Kodak’s next innovation was disc film, in the early 1980s. The product launch was huge in advertising dollars, and there were attractions—especially the camera’s automation and its small size. However, the product had its liabilities--the image was too small to yield good prints. The film was color negative only, 15 exposure. It had to be loaded on a spindle and spun in chemistry to be developed.
APS stands for ‘Advanced Photo System’; it was a creation of a conglomerate of the major manufacturers of photo and photolab equipment (Kodak marketed it as ‘Advantix,’ Fuji Film as ‘Nexia,’ and Agfa as ‘Futura’). APS came out in the mid-1990’s, when photography was already anticipating the digital revolution; APS was marketed as a bridge to digital photography. In fact, the technology was not that different than that of standard analog photography. APS cameras were able to capture images of different aspect ratios--you could set your camera to ‘classic,’ ‘high-definition,’ or ‘panoramic.’ The film was a cartridge film, and it was possible to change film mid-roll.

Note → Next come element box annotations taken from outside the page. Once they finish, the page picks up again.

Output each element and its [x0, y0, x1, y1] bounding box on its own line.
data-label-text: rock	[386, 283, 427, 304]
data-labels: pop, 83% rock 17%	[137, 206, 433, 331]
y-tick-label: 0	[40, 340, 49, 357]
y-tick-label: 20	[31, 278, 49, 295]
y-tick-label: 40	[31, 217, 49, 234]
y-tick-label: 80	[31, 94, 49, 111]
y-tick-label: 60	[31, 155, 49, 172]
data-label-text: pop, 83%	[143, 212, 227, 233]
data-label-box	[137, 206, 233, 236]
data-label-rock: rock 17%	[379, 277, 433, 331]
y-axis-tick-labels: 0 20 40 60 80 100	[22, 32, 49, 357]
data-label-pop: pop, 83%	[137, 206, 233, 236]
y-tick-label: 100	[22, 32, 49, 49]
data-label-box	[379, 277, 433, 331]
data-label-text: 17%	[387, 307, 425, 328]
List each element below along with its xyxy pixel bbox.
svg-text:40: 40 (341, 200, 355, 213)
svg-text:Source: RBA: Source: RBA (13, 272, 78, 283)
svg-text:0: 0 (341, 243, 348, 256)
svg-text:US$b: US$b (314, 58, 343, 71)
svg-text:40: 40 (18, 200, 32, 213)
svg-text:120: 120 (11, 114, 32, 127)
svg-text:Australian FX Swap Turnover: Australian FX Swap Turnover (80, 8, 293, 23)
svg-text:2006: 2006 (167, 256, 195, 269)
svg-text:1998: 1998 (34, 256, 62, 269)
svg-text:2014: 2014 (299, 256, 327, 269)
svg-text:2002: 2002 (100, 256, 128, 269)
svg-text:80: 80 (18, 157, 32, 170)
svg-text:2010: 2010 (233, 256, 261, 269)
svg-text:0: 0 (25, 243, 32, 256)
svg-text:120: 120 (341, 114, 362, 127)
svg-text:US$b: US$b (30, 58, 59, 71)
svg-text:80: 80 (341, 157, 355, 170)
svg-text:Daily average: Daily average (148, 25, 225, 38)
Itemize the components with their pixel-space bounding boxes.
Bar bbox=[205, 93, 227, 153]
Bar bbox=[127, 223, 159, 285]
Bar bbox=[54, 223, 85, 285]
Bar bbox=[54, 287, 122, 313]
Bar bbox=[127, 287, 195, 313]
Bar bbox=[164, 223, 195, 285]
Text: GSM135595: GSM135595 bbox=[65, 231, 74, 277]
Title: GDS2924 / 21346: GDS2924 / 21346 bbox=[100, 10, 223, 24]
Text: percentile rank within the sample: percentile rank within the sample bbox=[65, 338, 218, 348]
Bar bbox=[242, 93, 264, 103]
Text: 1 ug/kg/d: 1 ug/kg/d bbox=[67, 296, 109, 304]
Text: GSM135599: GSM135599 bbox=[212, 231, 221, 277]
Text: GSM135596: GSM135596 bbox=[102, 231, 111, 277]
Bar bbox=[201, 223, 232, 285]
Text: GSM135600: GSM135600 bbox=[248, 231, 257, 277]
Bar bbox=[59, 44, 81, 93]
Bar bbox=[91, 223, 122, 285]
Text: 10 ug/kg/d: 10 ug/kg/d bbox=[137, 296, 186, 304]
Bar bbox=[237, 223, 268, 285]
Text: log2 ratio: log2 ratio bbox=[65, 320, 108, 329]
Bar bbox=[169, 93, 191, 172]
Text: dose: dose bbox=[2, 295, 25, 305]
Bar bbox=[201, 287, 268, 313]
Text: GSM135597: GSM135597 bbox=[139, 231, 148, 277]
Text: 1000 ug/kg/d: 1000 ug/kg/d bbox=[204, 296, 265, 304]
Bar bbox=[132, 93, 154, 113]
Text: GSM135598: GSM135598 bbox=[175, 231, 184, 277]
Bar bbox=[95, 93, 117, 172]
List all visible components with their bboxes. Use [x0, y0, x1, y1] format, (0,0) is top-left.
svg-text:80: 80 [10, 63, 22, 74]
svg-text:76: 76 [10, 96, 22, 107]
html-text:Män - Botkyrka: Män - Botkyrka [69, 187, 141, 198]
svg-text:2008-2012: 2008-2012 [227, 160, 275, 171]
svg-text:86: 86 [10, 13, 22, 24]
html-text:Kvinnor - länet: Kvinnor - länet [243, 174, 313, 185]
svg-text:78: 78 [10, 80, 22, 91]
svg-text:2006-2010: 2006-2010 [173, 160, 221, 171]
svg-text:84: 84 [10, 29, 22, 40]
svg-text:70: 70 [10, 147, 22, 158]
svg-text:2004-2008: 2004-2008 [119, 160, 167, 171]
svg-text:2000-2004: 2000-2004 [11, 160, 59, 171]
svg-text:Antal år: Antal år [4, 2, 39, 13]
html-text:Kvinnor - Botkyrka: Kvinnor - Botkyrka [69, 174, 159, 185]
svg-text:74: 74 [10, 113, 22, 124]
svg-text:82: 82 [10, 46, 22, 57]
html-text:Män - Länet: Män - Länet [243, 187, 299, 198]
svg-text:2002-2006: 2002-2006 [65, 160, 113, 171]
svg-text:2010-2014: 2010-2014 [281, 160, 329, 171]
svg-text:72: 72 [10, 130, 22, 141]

From the 1990’s on, the emphasis in consumer photography came to be about producing better point-and-shoot cameras cheaper—and with more features for ease of use. Auto-load and auto-advance were both popular features. Eventually the trend culminated in single-use cameras, which made decent images available for very little more than the price of a roll of film.
The trend in late twentieth-century consumer photography was finding ways capture images more and more precisely at a lower and lower cost. By contrast, the return to film photography in the new millennium seems largely to be a “lo-fi revolution”—what is compelling about film to today’s photographers is largely the ways in which the image is captured imprecisely.